Modern analytics requires tools that can store and transform data from many sources. In this unit, you'll learn about Azure data storage solutions, data ingestion, and data processing.

Before presenting an analytics solution to Relecloud's CEO, the data team needs a clear understanding of where data will be coming from, what forms data will be in, and the anticipated scale and frequency of incoming data. Before conducting structured requirements gathering, you sit down with the team to review key data concepts.

Azure data storage solutions

Azure Storage accounts are the base storage type within Azure. Azure Storage offers a scalable object store for data objects and file system services in the cloud.

In an analytics solution, data from different sources are combined and prepared for use. Data can be stored as files in a data lake store or in a database. Understanding base storage types within Azure is important for the data engineer, while the data analyst needs to be familiar with an analytical data store that serves processed data in a format that can be queried using analytical tools.

Overall data pipeline diagram beginning with data sources on the left and flowing through to analytics and reporting.

Areas outlined in red in the image above highlight the pieces of the analytics solution that data analysts use to make sense of the data.

Data ingestion and processing

Data ingestion is the process of obtaining and importing data for immediate use or storage in an analytical data store.

Data processing is simply the conversion of raw data to meaningful information through a process. Depending on how data is ingested into your system, you could process each data item as it arrives, or buffer the raw data and process it in groups. Processing data as it arrives is called streaming. Buffering and processing the data in groups is called batch processing.

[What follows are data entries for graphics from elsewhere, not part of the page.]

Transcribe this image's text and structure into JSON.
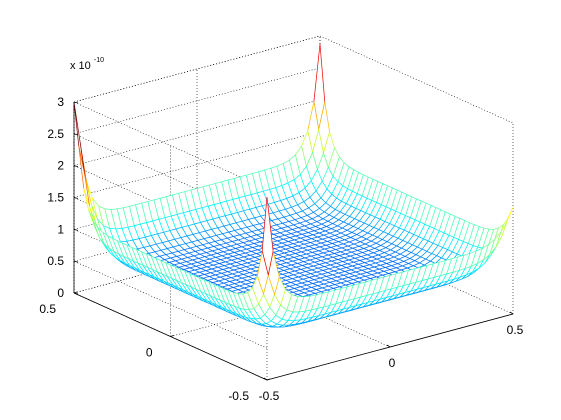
{
  "chart_data": {
    "type": "mesh3d",
    "title": "",
    "xlabel": "",
    "ylabel": "",
    "zlabel": "",
    "z_exponent_label": {
      "prefix": "x 10",
      "exponent": "-10"
    },
    "x_ticks": [
      {
        "value": -0.5,
        "label": "-0.5"
      },
      {
        "value": 0,
        "label": "0"
      },
      {
        "value": 0.5,
        "label": "0.5"
      }
    ],
    "y_ticks": [
      {
        "value": -0.5,
        "label": "-0.5"
      },
      {
        "value": 0,
        "label": "0"
      },
      {
        "value": 0.5,
        "label": "0.5"
      }
    ],
    "z_ticks": [
      {
        "value": 0,
        "label": "0"
      },
      {
        "value": 0.5,
        "label": "0.5"
      },
      {
        "value": 1,
        "label": "1"
      },
      {
        "value": 1.5,
        "label": "1.5"
      },
      {
        "value": 2,
        "label": "2"
      },
      {
        "value": 2.5,
        "label": "2.5"
      },
      {
        "value": 3,
        "label": "3"
      }
    ],
    "xlim": [
      -0.5,
      0.5
    ],
    "ylim": [
      -0.5,
      0.5
    ],
    "zlim": [
      0,
      3
    ],
    "grid": true,
    "colormap": "jet",
    "surface": {
      "grid_n": 40,
      "z_base": 0.45,
      "z_edge_gain": 1.5,
      "corner_peaks": [
        {
          "x": -0.5,
          "y": 0.5,
          "z": 3.0
        },
        {
          "x": 0.5,
          "y": -0.5,
          "z": 1.0
        },
        {
          "x": -0.5,
          "y": -0.5,
          "z": 2.2
        },
        {
          "x": 0.5,
          "y": 0.5,
          "z": 2.2
        }
      ]
    }
  }
}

In batch processing, newly arriving data elements are collected into a group. The whole group is then processed at a future time as a batch. Exactly when each group is processed can be determined in many ways. For example, you can process data based on a scheduled time interval (for example, every hour), or it could be triggered when a certain amount of data has arrived. Relecloud's monthly billing process is a good example of batch processing, as account transactions are processed and billed on a monthly basis.

Note

Batch processing is the most common type of data processing, best suited for large datasets or data coming from legacy data systems. Batch processing is not suited for rapid analysis and decision making.

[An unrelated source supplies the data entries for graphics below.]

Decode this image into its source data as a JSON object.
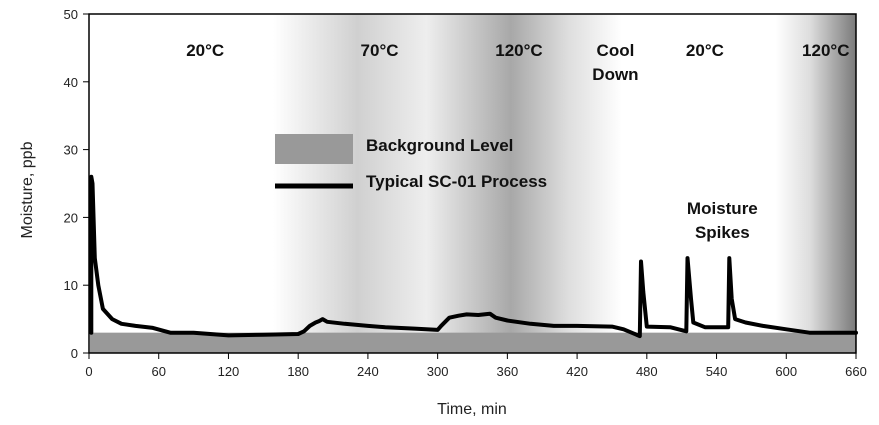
{
  "chart_data": {
    "type": "line",
    "title": "",
    "xlabel": "Time, min",
    "ylabel": "Moisture, ppb",
    "xlim": [
      0,
      660
    ],
    "ylim": [
      0,
      50
    ],
    "grid": false,
    "x_ticks": [
      "0",
      "60",
      "120",
      "180",
      "240",
      "300",
      "360",
      "420",
      "480",
      "540",
      "600",
      "660"
    ],
    "y_ticks": [
      "0",
      "10",
      "20",
      "30",
      "40",
      "50"
    ],
    "legend_position": "middle-left",
    "legend": [
      {
        "name": "Background Level",
        "style": "band",
        "color": "#999999"
      },
      {
        "name": "Typical SC-01 Process",
        "style": "line",
        "color": "#000000"
      }
    ],
    "background_level": {
      "name": "Background Level",
      "ymin": 0,
      "ymax": 3
    },
    "temperature_regions": [
      {
        "label": "20°C",
        "label2": "",
        "x": 100
      },
      {
        "label": "70°C",
        "label2": "",
        "x": 250
      },
      {
        "label": "120°C",
        "label2": "",
        "x": 370
      },
      {
        "label": "Cool",
        "label2": "Down",
        "x": 453
      },
      {
        "label": "20°C",
        "label2": "",
        "x": 530
      },
      {
        "label": "120°C",
        "label2": "",
        "x": 634
      }
    ],
    "annotations": [
      {
        "line1": "Moisture",
        "line2": "Spikes",
        "x": 545,
        "y": 20.5
      }
    ],
    "series": [
      {
        "name": "Typical SC-01 Process",
        "x": [
          2,
          2,
          3,
          5,
          8,
          12,
          20,
          28,
          40,
          55,
          70,
          90,
          120,
          150,
          180,
          185,
          190,
          195,
          198,
          201,
          205,
          220,
          240,
          255,
          280,
          300,
          303,
          310,
          318,
          325,
          335,
          345,
          350,
          360,
          380,
          400,
          420,
          450,
          460,
          474,
          475,
          477,
          480,
          500,
          514,
          515,
          518,
          520,
          530,
          545,
          550,
          551,
          553,
          556,
          565,
          580,
          600,
          620,
          640,
          660
        ],
        "y": [
          3,
          26,
          25,
          14,
          10,
          6.5,
          5,
          4.3,
          4,
          3.7,
          3,
          3,
          2.6,
          2.7,
          2.8,
          3.2,
          4,
          4.5,
          4.7,
          5,
          4.6,
          4.3,
          4,
          3.8,
          3.6,
          3.4,
          4,
          5.2,
          5.5,
          5.7,
          5.6,
          5.8,
          5.2,
          4.8,
          4.3,
          4,
          4,
          3.9,
          3.5,
          2.5,
          13.5,
          9,
          3.9,
          3.8,
          3.2,
          14,
          8,
          4.5,
          3.8,
          3.8,
          3.8,
          14,
          8,
          5,
          4.5,
          4,
          3.5,
          3,
          3,
          3
        ]
      }
    ]
  }
}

In stream processing, each new piece of data is processed when it arrives. For example, data ingestion is inherently a streaming process.

Streaming handles data in real time. Unlike batch processing, there's no waiting until the next batch processing interval, and data is processed as individual pieces rather than being processed a batch at a time. Streaming data processing is beneficial in most scenarios where new, dynamic data is generated on a continual basis.

A fraud department would use stream processing to handle real-time fraud and anomaly detection.

Note

Stream processing is ideal for projects that require real-time analysis, and is less suited for projects requiring complex analytics.

While data processing typically occurs upstream of the analytical data store, it's critical that analysts understand how data are ingested and at what frequency, to build the appropriate analytics solution.